The ultra-conservative senator and tea party darling is known for his stance against what he and the GOP call “entitlements” although they’re actually working-class protections we pay. That would be Social Security and Medicare payments that come out of our paychecks for a lifetime, and in the case of Medicare, for which we pay with a premium in retirement after 65. Then, there’s the medical coverage available to the most poor and elderly, Medicaid, and the affordable insurance for all plans of Obamacare, which the tax bill Rubio just voted for partially repeals.

No, Rubio’s script hasn’t changed since he ran a presidential campaign in which his target audience turned out to be Donald Trump’s voter base (they abandoned him). But Rubio should get plenty of credit for finessing the art of seeming to cater to a more moderate audience, and in the process, garnering lots of good press.

Under the brash light of abrasive and outrageous President Donald Trump, however, it’s not so hard to earn points for small acts of good behavior in Washington.

The senator’s last-minute threat to vote no on the tax bill and block it with the backing of others unless Republicans agreed to expand the Child Tax Credit might seem a heroic move to come to the aid of lower- and moderate-income families.

But what he did, folks, was obtain a $300 concession on a cap.

Instead of the child tax credit being capped at $1,100, the nod to Rubio set it at $1,400.

Meanwhile, there’s another crushing blow to ordinary Americans that went uncontested: homeownership. The deductions homeowners take on their property has been capped at $10,000. In a place like Miami with rising home values and investors with second homes, that means higher taxes for a lot of people.

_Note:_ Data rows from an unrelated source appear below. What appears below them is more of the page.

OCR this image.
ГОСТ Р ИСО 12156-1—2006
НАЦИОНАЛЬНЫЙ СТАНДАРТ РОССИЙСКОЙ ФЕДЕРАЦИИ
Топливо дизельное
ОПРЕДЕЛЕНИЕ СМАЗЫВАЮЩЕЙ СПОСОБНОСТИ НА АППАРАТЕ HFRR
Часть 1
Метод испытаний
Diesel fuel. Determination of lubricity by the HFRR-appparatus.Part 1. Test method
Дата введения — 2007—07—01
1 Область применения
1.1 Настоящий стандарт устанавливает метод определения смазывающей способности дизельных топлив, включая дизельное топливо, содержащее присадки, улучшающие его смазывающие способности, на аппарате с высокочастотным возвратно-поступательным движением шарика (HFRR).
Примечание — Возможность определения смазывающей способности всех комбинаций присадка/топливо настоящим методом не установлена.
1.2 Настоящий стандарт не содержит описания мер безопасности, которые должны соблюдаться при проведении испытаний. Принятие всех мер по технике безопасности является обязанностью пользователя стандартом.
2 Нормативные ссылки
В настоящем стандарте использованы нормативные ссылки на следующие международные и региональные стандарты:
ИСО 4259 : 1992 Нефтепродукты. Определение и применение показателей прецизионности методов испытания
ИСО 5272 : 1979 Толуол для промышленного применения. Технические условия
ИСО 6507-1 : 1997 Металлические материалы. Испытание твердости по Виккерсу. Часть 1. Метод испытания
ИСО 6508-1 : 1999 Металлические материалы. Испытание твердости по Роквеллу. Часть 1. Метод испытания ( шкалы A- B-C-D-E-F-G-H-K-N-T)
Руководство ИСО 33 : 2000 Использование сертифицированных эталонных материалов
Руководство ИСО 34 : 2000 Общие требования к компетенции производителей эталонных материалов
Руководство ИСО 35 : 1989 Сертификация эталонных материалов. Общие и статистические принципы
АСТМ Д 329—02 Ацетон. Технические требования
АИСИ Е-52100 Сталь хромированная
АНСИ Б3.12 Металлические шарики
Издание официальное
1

In return for his $300 win, Rubio gave Republicans — who had only narrowly passed an earlier version of the tax bill with a 51-49 vote — the certainty that this sweeping legislation with damaging ramifications for years to come is enacted into law and signed by embattled Trump, for whom this is his first big win.

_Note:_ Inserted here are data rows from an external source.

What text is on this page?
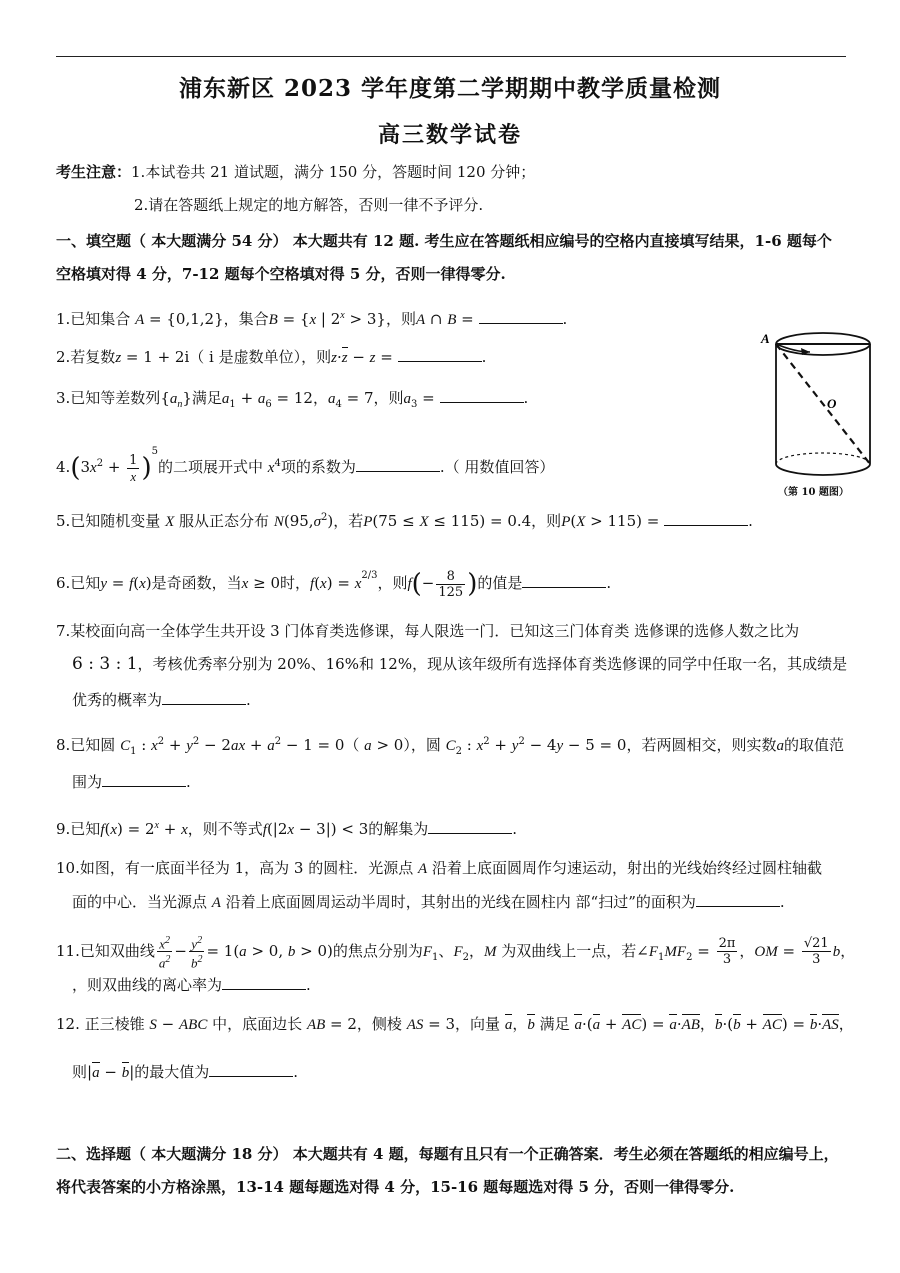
浦东新区 2023 学年度第二学期期中教学质量检测
高三数学试卷
考生注意：1.本试卷共 21 道试题，满分 150 分，答题时间 120 分钟；
2.请在答题纸上规定的地方解答，否则一律不予评分.
一、填空题（ 本大题满分 54 分） 本大题共有 12 题. 考生应在答题纸相应编号的空格内直接填写结果，1-6 题每个
空格填对得 4 分，7-12 题每个空格填对得 5 分，否则一律得零分.
1.已知集合 A = {0,1,2}，集合B = {x | $2^x > 3$}，则A ∩ B =	.
2.若复数z = 1 + 2i（ i 是虚数单位），则z·z − z =	.
3.已知等差数列$\{a_n\}$满足$a_1 + a_6 = 12$，$a_4 = 7$，则$a_3$ =	.
$4.(3x^2 + \frac{1}{x} )^5$的二项展开式中 $x^4$项的系数为	.（ 用数值回答）
5.已知随机变量 X 服从正态分布 $N(95,\sigma^2)$，若P(75 ≤ X ≤ 115) = 0.4，则P(X > 115) =	.
6.已知y = f(x)是奇函数，当x ≥ 0时，$f(x) = x^{2/3}$，则$f(- \frac{8}{125}$ )的值是	.
7.某校面向高一全体学生共开设 3 门体育类选修课，每人限选一门．已知这三门体育类 选修课的选修人数之比为
6 : 3 : 1，考核优秀率分别为 20%、16%和 12%，现从该年级所有选择体育类选修课的同学中任取一名，其成绩是
优秀的概率为	.
8.已知圆 $C_1$ : $x^2 + y^2 - 2ax + a^2 - 1 = 0$（ a > 0），圆 $C_2$ : $x^2 + y^2 - 4y - 5 = 0$，若两圆相交，则实数a的取值范
围为	.
9.已知$f(x) = 2^x + x$，则不等式f(|2x − 3|) < 3的解集为	.
10.如图，有一底面半径为 1，高为 3 的圆柱．光源点 A 沿着上底面圆周作匀速运动，射出的光线始终经过圆柱轴截
面的中心．当光源点 A 沿着上底面圆周运动半周时，其射出的光线在圆柱内 部“扫过”的面积为	.
11.已知双曲线 $\frac{x^2}{a^2} - \frac{y^2}{b^2} = 1(a > 0$, b > 0)的焦点分别为$F_1$、$F_2$，M 为双曲线上一点，若$\angle F_1MF_2 = \frac{2\pi}{3}$ ，OM = $\frac{√21}{3}$ b，
，则双曲线的离心率为	.
12. 正三棱锥 S − ABC 中，底面边长 AB = 2，侧棱 AS = 3，向量 a，b 满足 a·(a + AC) = a·AB，b·(b + AC) = b·AS，
则|a − b|的最大值为	.
二、选择题（ 本大题满分 18 分） 本大题共有 4 题，每题有且只有一个正确答案．考生必须在答题纸的相应编号上，
将代表答案的小方格涂黑，13-14 题每题选对得 4 分，15-16 题每题选对得 5 分，否则一律得零分.
A
O
（第 10 题图）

And, as if the tax bill weren’t bad enough, Rubio has repeatedly said that this is only the beginning of more reforms to come. They’ll have grave consequences not only for us but for future generations. But Rubio still has in his sights on doing away with all the protections the working class has counted on to keep them above the poverty line when they’re too old to work.

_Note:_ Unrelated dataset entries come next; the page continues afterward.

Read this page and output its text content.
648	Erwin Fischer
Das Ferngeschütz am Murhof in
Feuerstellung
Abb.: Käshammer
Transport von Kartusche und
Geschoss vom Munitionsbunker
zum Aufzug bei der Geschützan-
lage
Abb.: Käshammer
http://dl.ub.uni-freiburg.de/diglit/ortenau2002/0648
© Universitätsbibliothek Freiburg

This bill, which adds a trillion-plus to the deficit, sets the stage for cuts to Medicare, Medicaid and Social Security.

Floridians — and Miamians in particular, where 58 percent of the households struggle to make ends meet — ought to be mad as hell at their senator. Once again, he had the opportunity to act in the best interest of his constituents, but after a dramatic little dance aimed at staging opposition, he helps pass policy that negatively affects most of them.

The New York Times sorely miscast Rubio.

He helped his political party, President Trump, his wealthy donors — and himself.

He’s a champion at faking leadership to fulfill political ambitions.